摘要: 针对口蹄疫病毒在斑块环境中的传播现象，建立了一个斑块口蹄疫传染病模型。分别就单斑块和两个斑块中病毒动力学行为展开研究。通过下一代矩阵理论，定义了模型的基本再生数，分析了单斑块模型无病平衡点及地方病平衡点的存在性和局部稳定性；通过构造合适的李雅普诺夫函数证明了单斑块模型平衡点的全局渐进稳定性。在两个对称的斑块环境中，通过李亚普诺夫函数法进一步确定了多斑块模型无病平衡点和地方病平衡点的全局渐进稳定性。

Abstract: A patchy foot-and-mouth disease epidemic model was established to study the transmission dynamics of the virus in patch environment.

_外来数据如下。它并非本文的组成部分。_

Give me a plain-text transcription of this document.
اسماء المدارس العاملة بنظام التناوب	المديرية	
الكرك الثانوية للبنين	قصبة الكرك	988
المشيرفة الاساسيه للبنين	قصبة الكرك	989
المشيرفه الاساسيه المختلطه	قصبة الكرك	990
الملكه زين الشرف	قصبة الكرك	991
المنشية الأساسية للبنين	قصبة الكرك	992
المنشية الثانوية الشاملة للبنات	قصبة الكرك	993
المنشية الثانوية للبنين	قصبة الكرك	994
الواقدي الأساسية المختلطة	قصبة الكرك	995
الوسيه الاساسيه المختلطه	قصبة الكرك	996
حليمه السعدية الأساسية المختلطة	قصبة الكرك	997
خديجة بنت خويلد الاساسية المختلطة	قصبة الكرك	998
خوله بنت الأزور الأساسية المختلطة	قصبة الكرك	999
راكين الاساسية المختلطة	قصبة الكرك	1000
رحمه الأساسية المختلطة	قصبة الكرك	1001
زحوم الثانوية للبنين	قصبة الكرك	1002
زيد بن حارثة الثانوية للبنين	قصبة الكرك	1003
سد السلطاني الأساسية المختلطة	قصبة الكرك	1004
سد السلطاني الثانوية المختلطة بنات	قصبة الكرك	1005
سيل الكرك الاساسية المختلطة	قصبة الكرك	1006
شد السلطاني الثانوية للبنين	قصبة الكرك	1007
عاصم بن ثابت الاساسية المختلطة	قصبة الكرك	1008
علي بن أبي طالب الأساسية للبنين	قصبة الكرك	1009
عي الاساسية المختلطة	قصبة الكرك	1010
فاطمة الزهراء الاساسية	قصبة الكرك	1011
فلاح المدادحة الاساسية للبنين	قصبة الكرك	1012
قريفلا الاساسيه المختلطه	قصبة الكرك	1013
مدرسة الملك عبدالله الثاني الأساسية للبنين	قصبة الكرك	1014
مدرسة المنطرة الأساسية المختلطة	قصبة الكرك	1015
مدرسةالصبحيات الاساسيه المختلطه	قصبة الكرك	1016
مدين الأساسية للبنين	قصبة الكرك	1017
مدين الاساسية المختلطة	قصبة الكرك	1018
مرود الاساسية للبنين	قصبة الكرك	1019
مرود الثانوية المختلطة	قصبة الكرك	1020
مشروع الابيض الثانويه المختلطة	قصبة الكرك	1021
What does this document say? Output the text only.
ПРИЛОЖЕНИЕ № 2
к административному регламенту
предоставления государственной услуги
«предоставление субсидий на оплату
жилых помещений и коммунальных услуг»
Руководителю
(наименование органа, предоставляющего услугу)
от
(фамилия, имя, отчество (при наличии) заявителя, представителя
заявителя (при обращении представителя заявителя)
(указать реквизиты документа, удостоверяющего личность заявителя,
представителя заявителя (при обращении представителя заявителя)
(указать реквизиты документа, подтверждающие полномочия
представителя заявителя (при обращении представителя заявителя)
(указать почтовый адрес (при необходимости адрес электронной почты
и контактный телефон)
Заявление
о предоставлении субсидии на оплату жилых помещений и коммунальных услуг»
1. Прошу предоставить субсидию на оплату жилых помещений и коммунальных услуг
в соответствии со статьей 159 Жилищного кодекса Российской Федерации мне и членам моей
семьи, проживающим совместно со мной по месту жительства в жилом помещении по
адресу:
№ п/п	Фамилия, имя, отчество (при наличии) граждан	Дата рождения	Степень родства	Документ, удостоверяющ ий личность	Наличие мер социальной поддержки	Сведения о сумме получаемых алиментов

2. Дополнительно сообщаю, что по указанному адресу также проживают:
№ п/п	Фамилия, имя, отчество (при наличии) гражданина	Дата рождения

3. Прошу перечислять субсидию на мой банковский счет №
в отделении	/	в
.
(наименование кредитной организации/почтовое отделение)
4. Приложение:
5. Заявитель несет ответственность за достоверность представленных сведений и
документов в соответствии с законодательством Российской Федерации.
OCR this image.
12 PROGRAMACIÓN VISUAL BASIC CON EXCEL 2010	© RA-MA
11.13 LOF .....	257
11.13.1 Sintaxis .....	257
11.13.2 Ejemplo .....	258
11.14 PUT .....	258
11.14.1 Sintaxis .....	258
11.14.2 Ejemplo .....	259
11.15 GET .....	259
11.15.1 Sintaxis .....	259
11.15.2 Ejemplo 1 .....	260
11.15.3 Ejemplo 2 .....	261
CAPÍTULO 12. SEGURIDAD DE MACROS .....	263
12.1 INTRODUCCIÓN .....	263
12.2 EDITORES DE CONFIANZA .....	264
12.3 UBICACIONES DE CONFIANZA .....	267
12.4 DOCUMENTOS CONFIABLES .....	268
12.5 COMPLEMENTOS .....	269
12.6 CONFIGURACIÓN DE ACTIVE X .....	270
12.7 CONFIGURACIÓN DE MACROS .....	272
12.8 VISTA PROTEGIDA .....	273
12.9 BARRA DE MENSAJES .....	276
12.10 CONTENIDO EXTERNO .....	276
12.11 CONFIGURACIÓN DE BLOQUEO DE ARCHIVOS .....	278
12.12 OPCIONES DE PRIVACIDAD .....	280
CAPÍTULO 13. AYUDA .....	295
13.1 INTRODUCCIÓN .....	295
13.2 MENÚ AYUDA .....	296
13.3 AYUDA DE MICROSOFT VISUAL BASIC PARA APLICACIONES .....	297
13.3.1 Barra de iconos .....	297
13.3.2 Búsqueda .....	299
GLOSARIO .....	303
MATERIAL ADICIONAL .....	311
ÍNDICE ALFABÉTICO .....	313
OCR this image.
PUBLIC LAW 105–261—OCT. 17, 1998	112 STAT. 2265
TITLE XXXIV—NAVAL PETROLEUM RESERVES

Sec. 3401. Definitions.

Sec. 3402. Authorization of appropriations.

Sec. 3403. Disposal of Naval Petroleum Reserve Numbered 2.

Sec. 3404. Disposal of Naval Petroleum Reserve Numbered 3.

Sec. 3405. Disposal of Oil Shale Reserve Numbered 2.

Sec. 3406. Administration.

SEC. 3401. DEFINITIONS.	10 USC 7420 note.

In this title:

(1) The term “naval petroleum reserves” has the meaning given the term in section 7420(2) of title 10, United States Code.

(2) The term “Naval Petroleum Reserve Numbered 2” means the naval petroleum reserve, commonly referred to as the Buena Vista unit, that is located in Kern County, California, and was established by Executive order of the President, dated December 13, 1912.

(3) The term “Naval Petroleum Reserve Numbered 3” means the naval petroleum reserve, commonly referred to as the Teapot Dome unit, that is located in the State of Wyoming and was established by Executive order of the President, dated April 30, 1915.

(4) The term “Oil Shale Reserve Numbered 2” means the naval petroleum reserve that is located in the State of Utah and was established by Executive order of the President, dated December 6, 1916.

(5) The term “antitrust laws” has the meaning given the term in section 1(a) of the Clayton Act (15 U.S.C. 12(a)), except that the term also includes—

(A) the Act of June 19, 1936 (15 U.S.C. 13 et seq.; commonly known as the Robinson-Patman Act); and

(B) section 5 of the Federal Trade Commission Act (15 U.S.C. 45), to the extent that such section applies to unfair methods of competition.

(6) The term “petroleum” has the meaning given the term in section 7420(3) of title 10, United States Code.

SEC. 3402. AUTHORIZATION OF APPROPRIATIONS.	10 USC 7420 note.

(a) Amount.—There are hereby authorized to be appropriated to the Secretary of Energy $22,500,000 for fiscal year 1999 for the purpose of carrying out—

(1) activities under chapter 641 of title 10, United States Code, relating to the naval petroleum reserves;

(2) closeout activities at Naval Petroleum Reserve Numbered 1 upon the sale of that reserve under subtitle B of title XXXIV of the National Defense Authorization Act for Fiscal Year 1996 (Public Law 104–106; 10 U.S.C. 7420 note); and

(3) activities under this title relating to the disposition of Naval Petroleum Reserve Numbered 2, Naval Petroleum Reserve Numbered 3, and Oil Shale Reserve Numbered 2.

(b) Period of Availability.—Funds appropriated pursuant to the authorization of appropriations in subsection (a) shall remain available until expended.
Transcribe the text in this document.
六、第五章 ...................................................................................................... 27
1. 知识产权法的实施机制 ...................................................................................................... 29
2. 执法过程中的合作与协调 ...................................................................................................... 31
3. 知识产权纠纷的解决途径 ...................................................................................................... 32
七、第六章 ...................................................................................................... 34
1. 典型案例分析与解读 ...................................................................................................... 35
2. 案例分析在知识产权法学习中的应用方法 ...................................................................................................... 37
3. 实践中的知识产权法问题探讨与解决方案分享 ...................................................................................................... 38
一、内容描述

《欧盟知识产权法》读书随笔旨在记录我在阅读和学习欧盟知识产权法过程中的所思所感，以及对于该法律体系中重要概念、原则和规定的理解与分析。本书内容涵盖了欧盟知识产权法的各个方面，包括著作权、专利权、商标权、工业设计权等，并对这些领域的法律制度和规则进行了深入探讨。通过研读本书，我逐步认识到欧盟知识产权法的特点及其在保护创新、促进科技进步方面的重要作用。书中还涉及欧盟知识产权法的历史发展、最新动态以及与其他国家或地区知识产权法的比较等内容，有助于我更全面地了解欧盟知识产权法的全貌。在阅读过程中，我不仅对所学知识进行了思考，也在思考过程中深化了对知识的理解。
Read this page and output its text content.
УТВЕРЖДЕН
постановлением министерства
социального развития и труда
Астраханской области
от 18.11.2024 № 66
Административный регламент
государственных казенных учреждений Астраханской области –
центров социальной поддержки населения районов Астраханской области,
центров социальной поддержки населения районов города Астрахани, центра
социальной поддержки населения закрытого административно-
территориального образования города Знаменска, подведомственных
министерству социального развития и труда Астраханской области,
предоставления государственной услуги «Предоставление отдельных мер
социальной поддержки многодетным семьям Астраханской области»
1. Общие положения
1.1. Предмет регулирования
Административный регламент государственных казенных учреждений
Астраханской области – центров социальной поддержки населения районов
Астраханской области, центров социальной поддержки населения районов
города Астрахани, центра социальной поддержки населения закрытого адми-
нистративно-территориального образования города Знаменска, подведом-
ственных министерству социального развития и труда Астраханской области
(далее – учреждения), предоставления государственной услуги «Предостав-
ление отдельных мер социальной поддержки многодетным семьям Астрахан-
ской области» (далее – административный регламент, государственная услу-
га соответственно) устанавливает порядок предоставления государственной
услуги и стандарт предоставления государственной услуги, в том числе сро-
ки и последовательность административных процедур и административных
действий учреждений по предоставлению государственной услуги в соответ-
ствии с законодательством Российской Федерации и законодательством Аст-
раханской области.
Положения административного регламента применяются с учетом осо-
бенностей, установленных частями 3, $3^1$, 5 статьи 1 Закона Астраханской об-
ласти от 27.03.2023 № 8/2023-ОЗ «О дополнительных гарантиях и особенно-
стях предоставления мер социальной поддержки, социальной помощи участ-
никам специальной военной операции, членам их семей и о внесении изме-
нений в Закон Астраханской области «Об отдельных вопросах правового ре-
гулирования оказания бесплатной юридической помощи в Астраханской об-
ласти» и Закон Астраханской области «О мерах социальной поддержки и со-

The viral transmission behaviors were investigated in both single-patch and two-patch systems. Using the next-generation matrix theory, the basic reproduction number of the model was defined, and the existence as well as local stability of the disease-free equilibrium and endemic equilibrium in the single-patch model were analyzed. By constructing an appropriate Lyapunov function, the global asymptotic stability of the equilibria in the single-patch model was demonstrated. In a symmetric two-patch environment, the global asymptotic stability of the disease-free equilibrium and endemic equilibrium in the multi-patch model was further confirmed through the Lyapunov function method.